Hearing people say "pairing" when they mean "mentoring" or "explaining" is one of my Silicon Valley pet peeves — I've found that people in the Valley are often reluctant to learn new ideas, but eager to use the names of those new ideas as synonyms for things that they already do — so I want to point out that it's usually more lopsided than pairing's meant to be in the traditional sense. Also, to be fair to my students, the degree of lopsidedness varies from case to case. And one of the most enjoyable things about doing this is that if you have a student for a long period of time, you get to see the pairing become less lopsided as time goes on. In some cases, I've seen it become much less lopsided, and that's been great.

Anyway, I've also just demo-ed the process of writing Clojure, for a person with a C background who'd done extensive reading in modern web dev, but had no actual experience with it. And for my drum teacher/Rails student, I had him start by writing unit tests for essential pieces of the Ruby language like Array and String.


I'd say any programmer who can teach something, should. I think that's actually a large number of programmers. My guess is that most programmers reading this will underestimate the degree to which they know things that they can teach. I'm not saying that teaching is a universal skill, but rather that the culture of open source tends to over-valorize a small community of "experts."

The minute you get beyond rank newbie status, you have something you can teach. You may have to learn the skill of teaching, but giving talks at conferences and user groups is a great way to build that ability, and it's actually very important to do that anyway. It's no good if you can write great code but you can't explain it to anyone.

Anyway, I say it's worth doing because typically our work is somewhat dry and impersonal, but teaching generates a lot of warm fuzzies. It's fantastic when you see a student succeed (especially when they succeed by following your advice). Also, the more you help somebody when they get started, the more logical it is to assume that they're going to help other people too, once they get a bit more senior.

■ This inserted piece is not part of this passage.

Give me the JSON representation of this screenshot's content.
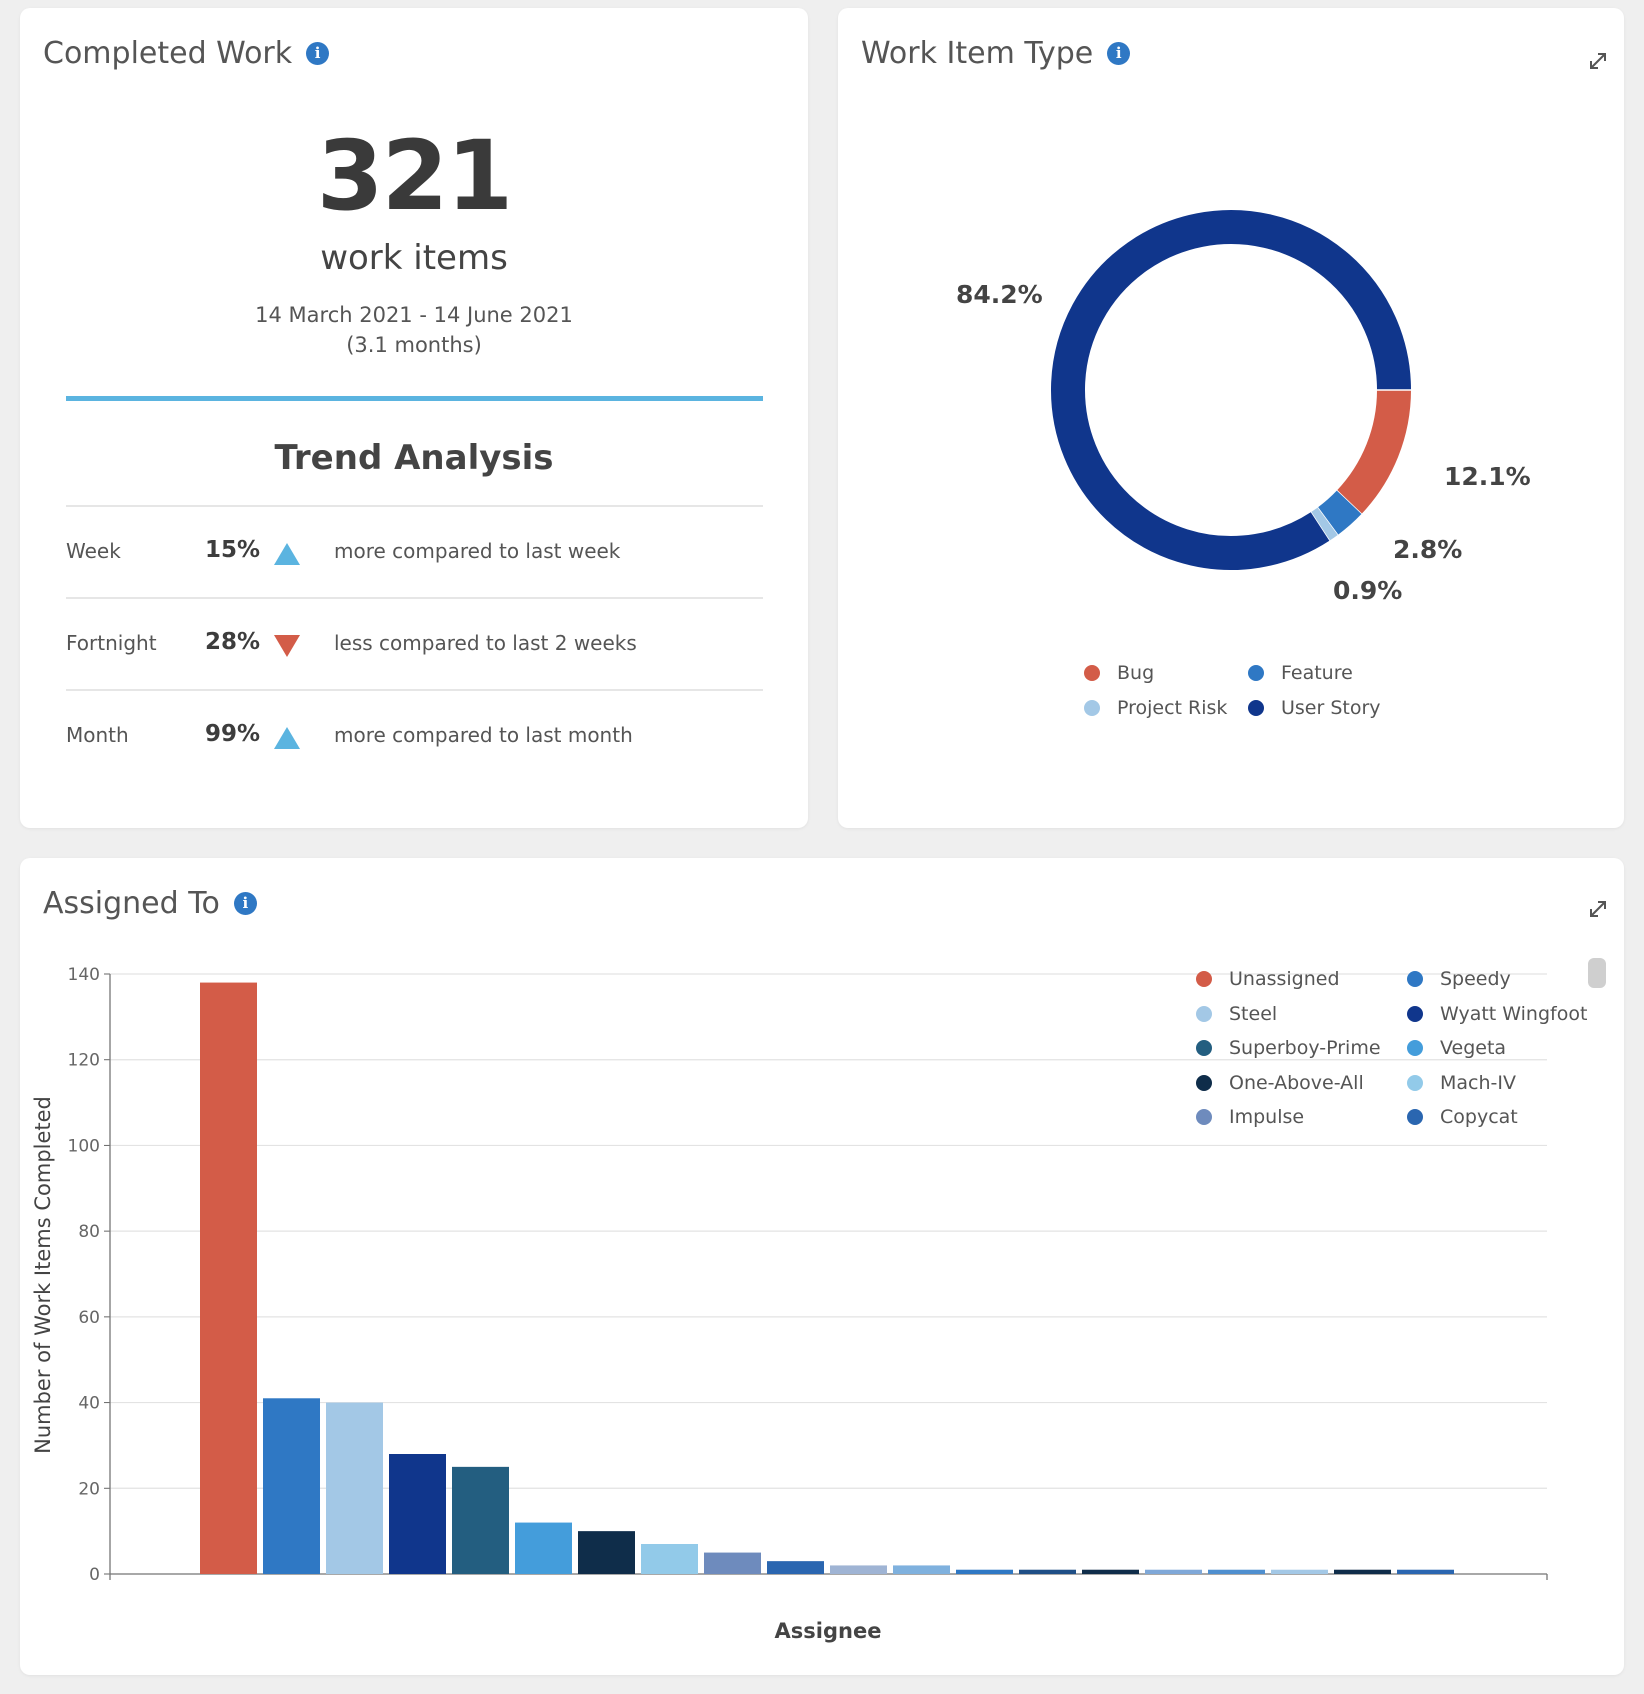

Any time I see a bit of open source drama or similar group dysfunction — which, let's face it, is whenever I open Twitter — I feel glad that I've done a little bit to make the world of hacking a bit more helpful and a bit less bickery. After all, I only know a few ways to deal with open source drama: ignore it, make fun of it, or find some way to make it at least a little less commonplace. The last method seems the best.

Go And Do Likewise

I think most people who read this will have the ability to do the same thing, and I definitely think you should. Do it for money, do it for free, do it for the warm fuzzies or for political reasons, but one way or another, you should take time to mentor other programmers. It's good shit.